Tristan Tzara e gli esordi del Cut up
- Il Fruscio delle Parole
 - 3 mar 2023
 - Tempo di lettura: 1 min
 
Aggiornamento: 5 giu 2023
a cura di Anna Rampini
Le parole giocano nella nostra testa.
Scrivere significa assemblare e cucire frammenti di idee, componendo sintagmi di senso compiuto.
Può avvenire che si scelga deliberatamente di “tagliare” queste parole. In questo modo il gioco sintattico diventa una realtà insensata.
Il poeta dadaista Tristan Tzara (16 aprile 1896 – 25 dicembre 1963) per primo intuì che le parole potevano vivere in maniera autonoma, acquisendo addirittura nuovi significati.
Tzara sperimentò questa sua intuizione a un raduno di artisti dadaisti.
Si presentò con un cappello ricolmo di parole, scritte su foglietti mescolati a caso, e chiese di estrarne alcune per comporre, lì sul momento, un poema.

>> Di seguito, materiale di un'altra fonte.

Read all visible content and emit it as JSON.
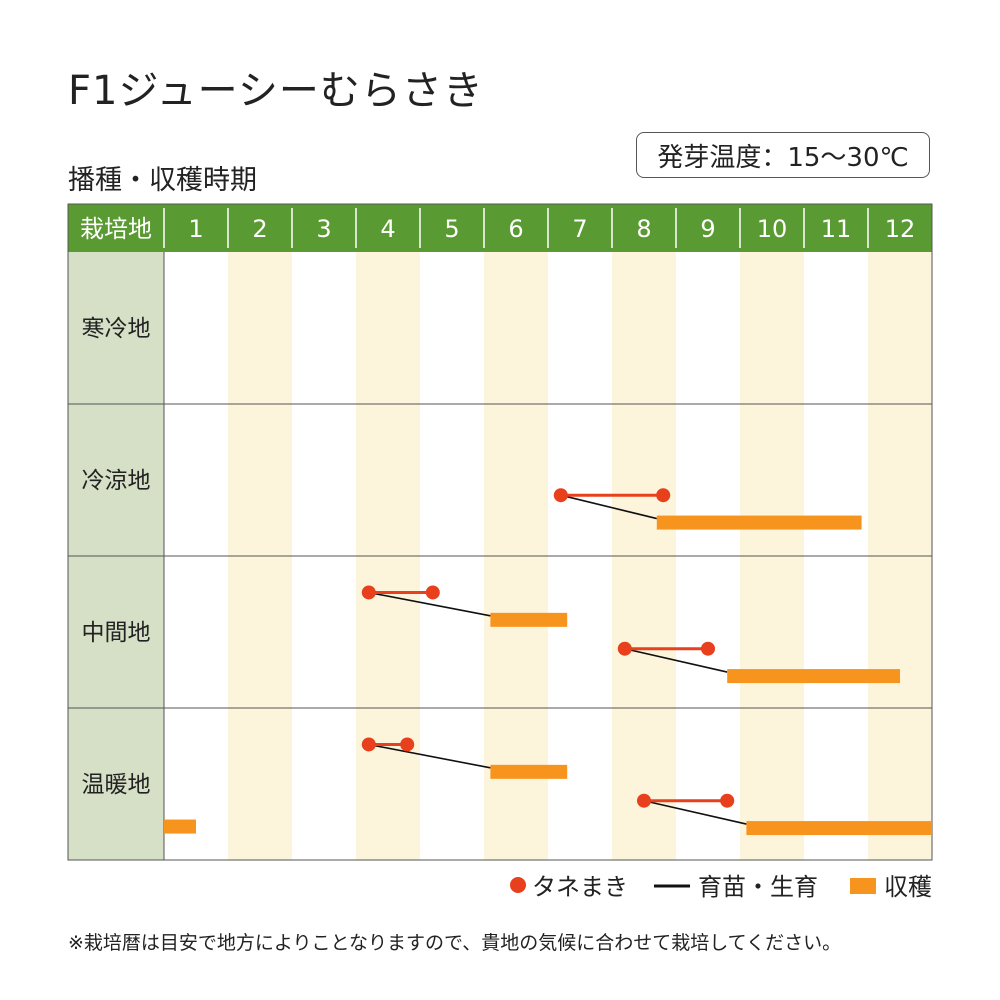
{
  "title": "F1ジューシーむらさき",
  "subtitle": "播種・収穫時期",
  "germination_badge": "発芽温度：15～30℃",
  "note": "※栽培暦は目安で地方によりことなりますので、貴地の気候に合わせて栽培してください。",
  "colors": {
    "header_green": "#5a9a32",
    "region_column": "#d5e0c7",
    "alt_month_stripe": "#fdf4dc",
    "sowing_red": "#e8401c",
    "seedling_black": "#111111",
    "harvest_orange": "#f7941d",
    "grid_line": "#555555"
  },
  "chart_data": {
    "type": "gantt",
    "header_label": "栽培地",
    "months": [
      "1",
      "2",
      "3",
      "4",
      "5",
      "6",
      "7",
      "8",
      "9",
      "10",
      "11",
      "12"
    ],
    "regions": [
      {
        "name": "寒冷地",
        "schedules": []
      },
      {
        "name": "冷涼地",
        "schedules": [
          {
            "sowing": [
              7.2,
              8.8
            ],
            "harvest": [
              8.7,
              11.9
            ]
          }
        ]
      },
      {
        "name": "中間地",
        "schedules": [
          {
            "sowing": [
              4.2,
              5.2
            ],
            "harvest": [
              6.1,
              7.3
            ]
          },
          {
            "sowing": [
              8.2,
              9.5
            ],
            "harvest": [
              9.8,
              12.5
            ]
          }
        ]
      },
      {
        "name": "温暖地",
        "schedules": [
          {
            "sowing": [
              4.2,
              4.8
            ],
            "harvest": [
              6.1,
              7.3
            ]
          },
          {
            "sowing": [
              8.5,
              9.8
            ],
            "harvest": [
              10.1,
              13.0
            ]
          },
          {
            "sowing": null,
            "harvest": [
              1.0,
              1.5
            ]
          }
        ]
      }
    ],
    "legend": [
      {
        "key": "sowing",
        "label": "タネまき"
      },
      {
        "key": "seedling",
        "label": "育苗・生育"
      },
      {
        "key": "harvest",
        "label": "収穫"
      }
    ],
    "legend_position": "bottom-right"
  }
}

Questi furono gli esordi della tecnica in seguito nota come “cut-up”.
Nel Manifesto sull’amore debole e l’amore amaro, letto a Parigi il 12 dicembre 1920 e pubblicato nel 1921, si legge la “ricetta” per fare una poesia dadaista.
Prendete un giornale.
Prendete un paio di forbici.
Scegliete nel giornale un articolo che abbia la lunghezza che voi desiderate dare alla vostra poesia.
Ritagliate l’articolo.
Tagliate ancora con cura ogni parola che forma tale articolo e mettete tutte le parole in un sacchetto.
Agitate dolcemente.
Tirate fuori le parole una dopo l’altra, disponendole nell’ordine con cui le estrarrete.
Copiatele coscienziosamente.
La poesia vi rassomiglierà.
Ed eccovi diventato uno scrittore infinitamente originale e fornito di una sensibilità incantevole, benché, s’intende, incompresa dalla gente volgare.
Altri poeti si ispirarono alle innovazioni stilistiche e concettuali di Tzara e del dadaismo.
Nell’America degli anni ’50, nel cuore della beat generation, l’autore che più di tutti prese a piene mani la tradizione avviata dai dadaisti fu William S. Burroughs, il quale elaborò una tecnica di scrittura creativa che prese il nome di cut-up.